Z każdym tygodniem, a nawet z każdym dniem rozwiewają się nadzieje rządu na bezbolesne przeczekanie światowego kryzysu gospodarczego, a kolejne prognozy ekonomiczne coraz bardziej obniżają przyszłoroczne tempo wzrostu w naszym kraju. Przewodnik Katolicki, 7 grudnia 2008



Z każdym tygodniem, a nawet z każdym dniem rozwiewają się nadzieje rządu na bezbolesne przeczekanie światowego kryzysu gospodarczego. Kolejne prognozy ekonomiczne coraz bardziej obniżają przyszłoroczne tempo wzrostu w naszym kraju. Tymczasem analizując działania rządu, nie widać żadnego pomysłu, żadnej sensownej koncepcji przeciwdziałania narastającemu spowolnieniu naszej gospodarki.

Brak diagnozy kryzysu

Wydaje się, iż rząd Donalda Tuska liczy na to, że przeczeka kryzys i ograniczy jego wpływ na polską gospodarkę zasłaniając się działaniami państw zachodnich i instytucji unijnych. Brak właściwej diagnozy kryzysu powoduje, iż zamiast realnej polityki przeciwdziałania zjawiskom kryzysowym mamy do czynienia jedynie z dążeniem do polaryzacji społeczeństwa na tle rezygnacji z suwerenności monetarnej. W tym dążeniu ujawnia się cały brak zrozumienia istoty obecnego kryzysu światowego, wynikającego między innymi z braku kontroli nad procesami globalizacyjnymi.

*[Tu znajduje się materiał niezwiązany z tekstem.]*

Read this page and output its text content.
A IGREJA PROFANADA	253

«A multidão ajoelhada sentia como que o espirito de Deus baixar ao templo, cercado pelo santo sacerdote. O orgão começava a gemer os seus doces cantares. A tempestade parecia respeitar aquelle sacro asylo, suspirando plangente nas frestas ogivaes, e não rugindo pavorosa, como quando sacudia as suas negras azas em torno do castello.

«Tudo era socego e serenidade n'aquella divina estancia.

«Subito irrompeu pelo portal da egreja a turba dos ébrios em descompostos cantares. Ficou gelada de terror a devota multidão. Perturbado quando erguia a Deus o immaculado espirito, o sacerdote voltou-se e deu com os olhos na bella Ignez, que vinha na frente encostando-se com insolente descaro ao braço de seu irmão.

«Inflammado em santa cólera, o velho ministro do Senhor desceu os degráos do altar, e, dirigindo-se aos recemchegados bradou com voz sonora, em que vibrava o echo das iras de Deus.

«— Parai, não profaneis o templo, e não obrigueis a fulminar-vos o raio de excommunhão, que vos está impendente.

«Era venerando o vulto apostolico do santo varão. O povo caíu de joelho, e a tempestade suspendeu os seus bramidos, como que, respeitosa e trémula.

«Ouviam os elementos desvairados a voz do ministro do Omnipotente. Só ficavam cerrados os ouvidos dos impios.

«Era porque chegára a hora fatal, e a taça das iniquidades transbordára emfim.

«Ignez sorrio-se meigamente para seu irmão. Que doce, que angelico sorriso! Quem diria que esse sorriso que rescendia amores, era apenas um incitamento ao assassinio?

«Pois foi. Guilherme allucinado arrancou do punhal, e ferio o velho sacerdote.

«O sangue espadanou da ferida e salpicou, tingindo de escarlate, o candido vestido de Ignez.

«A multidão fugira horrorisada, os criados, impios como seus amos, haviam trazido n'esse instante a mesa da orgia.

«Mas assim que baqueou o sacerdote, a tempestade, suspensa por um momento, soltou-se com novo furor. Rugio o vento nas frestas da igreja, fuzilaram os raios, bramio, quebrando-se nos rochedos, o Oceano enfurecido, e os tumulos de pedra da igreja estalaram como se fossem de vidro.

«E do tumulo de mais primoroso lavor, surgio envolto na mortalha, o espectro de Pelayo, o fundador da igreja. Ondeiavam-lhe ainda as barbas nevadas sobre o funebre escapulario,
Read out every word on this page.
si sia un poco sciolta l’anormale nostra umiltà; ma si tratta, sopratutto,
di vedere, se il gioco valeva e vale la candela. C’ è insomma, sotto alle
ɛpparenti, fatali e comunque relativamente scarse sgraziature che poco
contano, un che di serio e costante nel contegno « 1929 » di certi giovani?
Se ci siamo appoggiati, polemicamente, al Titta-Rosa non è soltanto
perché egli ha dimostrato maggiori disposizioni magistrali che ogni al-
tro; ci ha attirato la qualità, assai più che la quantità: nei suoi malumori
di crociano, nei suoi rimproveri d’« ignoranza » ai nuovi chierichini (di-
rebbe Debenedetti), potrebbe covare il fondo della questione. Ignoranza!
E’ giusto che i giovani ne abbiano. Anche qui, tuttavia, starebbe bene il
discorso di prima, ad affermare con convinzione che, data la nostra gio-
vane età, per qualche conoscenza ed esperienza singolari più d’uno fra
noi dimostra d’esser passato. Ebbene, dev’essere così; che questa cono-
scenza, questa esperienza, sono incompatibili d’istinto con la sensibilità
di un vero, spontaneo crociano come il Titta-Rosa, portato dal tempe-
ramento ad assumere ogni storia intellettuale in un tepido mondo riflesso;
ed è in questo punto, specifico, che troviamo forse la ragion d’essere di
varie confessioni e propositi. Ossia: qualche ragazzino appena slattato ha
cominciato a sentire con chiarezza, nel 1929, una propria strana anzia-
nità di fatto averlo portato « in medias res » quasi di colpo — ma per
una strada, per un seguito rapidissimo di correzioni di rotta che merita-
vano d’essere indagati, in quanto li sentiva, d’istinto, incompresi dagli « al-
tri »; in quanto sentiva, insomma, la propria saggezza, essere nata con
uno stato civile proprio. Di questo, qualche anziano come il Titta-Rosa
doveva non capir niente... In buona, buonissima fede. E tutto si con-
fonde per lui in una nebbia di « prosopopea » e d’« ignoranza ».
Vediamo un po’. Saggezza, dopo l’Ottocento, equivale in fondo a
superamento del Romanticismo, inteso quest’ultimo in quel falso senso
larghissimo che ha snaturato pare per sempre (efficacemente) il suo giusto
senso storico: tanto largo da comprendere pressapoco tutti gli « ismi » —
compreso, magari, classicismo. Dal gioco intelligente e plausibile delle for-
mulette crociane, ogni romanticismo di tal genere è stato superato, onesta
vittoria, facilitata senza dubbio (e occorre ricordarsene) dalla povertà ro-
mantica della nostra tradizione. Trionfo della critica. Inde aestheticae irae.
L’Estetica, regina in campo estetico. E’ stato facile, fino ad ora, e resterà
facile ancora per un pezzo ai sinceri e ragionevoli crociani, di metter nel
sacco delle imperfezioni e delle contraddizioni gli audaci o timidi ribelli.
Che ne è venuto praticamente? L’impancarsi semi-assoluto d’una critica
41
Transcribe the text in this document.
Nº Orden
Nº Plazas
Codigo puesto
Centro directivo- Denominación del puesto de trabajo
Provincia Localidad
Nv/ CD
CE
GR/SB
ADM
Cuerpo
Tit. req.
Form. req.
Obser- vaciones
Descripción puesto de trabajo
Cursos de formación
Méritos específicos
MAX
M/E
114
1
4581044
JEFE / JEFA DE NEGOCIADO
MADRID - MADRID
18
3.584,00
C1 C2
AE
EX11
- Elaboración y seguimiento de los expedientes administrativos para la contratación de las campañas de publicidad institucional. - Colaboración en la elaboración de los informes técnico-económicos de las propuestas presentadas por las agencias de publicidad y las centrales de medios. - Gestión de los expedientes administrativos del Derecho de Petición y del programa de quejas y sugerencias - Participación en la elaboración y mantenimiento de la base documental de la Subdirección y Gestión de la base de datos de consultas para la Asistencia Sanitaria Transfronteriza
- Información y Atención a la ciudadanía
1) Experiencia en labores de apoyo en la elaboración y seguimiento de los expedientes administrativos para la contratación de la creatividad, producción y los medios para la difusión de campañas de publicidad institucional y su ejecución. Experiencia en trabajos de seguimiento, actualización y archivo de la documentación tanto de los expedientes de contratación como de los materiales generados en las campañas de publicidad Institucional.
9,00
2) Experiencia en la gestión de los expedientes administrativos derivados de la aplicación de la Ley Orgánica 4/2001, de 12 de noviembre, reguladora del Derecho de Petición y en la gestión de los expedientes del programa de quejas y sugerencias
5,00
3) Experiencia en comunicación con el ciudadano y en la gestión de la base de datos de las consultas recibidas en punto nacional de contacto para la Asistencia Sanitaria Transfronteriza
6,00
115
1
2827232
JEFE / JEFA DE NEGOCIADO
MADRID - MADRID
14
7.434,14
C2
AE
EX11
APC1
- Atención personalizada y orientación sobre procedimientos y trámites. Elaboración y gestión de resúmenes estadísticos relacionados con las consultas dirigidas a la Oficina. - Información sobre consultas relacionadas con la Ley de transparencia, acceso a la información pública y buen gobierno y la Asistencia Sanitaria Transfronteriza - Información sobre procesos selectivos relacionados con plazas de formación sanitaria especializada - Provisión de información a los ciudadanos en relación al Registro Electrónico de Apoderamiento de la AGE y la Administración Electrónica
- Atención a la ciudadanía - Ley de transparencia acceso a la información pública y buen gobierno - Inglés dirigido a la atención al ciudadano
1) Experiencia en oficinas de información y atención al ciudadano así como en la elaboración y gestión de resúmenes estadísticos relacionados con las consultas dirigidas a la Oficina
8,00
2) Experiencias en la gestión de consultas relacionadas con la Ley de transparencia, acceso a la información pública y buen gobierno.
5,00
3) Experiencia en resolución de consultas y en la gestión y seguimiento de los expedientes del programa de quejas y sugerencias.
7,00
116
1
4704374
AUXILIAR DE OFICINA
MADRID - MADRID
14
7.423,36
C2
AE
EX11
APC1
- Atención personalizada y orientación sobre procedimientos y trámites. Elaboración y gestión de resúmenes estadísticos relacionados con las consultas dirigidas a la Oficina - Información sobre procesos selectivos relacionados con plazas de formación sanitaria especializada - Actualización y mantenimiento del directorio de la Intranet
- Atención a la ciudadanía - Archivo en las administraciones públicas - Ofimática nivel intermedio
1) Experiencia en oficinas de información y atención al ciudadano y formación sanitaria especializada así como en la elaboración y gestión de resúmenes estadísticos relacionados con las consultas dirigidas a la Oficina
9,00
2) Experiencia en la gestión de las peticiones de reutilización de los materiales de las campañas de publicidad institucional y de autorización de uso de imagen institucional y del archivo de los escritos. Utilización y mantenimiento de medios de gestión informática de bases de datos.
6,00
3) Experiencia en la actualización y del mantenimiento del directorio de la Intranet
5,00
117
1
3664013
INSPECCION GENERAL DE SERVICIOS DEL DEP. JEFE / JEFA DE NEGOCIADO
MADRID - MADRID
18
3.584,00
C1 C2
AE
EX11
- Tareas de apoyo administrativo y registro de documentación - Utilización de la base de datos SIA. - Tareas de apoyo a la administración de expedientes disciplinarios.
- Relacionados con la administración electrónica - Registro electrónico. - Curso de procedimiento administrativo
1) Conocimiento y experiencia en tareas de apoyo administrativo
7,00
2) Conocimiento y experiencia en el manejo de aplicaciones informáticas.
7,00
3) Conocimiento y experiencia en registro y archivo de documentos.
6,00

Polaryzacja na zwolenników i przeciwników polskiej waluty jest wygodna dla głównych sił politycznych, podczas gdy w celu zaradzenia nadchodzącemu kryzysowi konieczne są skoordynowane działania broniące interesów Polaków zarówno przed finansowymi grupami interesów, jak i szerzącym się egoistycznym postawom wysokorozwiniętych państw Unii Europejskiej. Bierność ta wynika też z lęku przed przyznaniem się do bankructwa dotychczasowej ideologii gospodarczej, wyznawanej przez partię rządzącą i intelektualną nieporadnością w sytuacji, gdy wszystkie „pryncypia” tej ideologii okazały się źródłem zagrożenia naszej gospodarki.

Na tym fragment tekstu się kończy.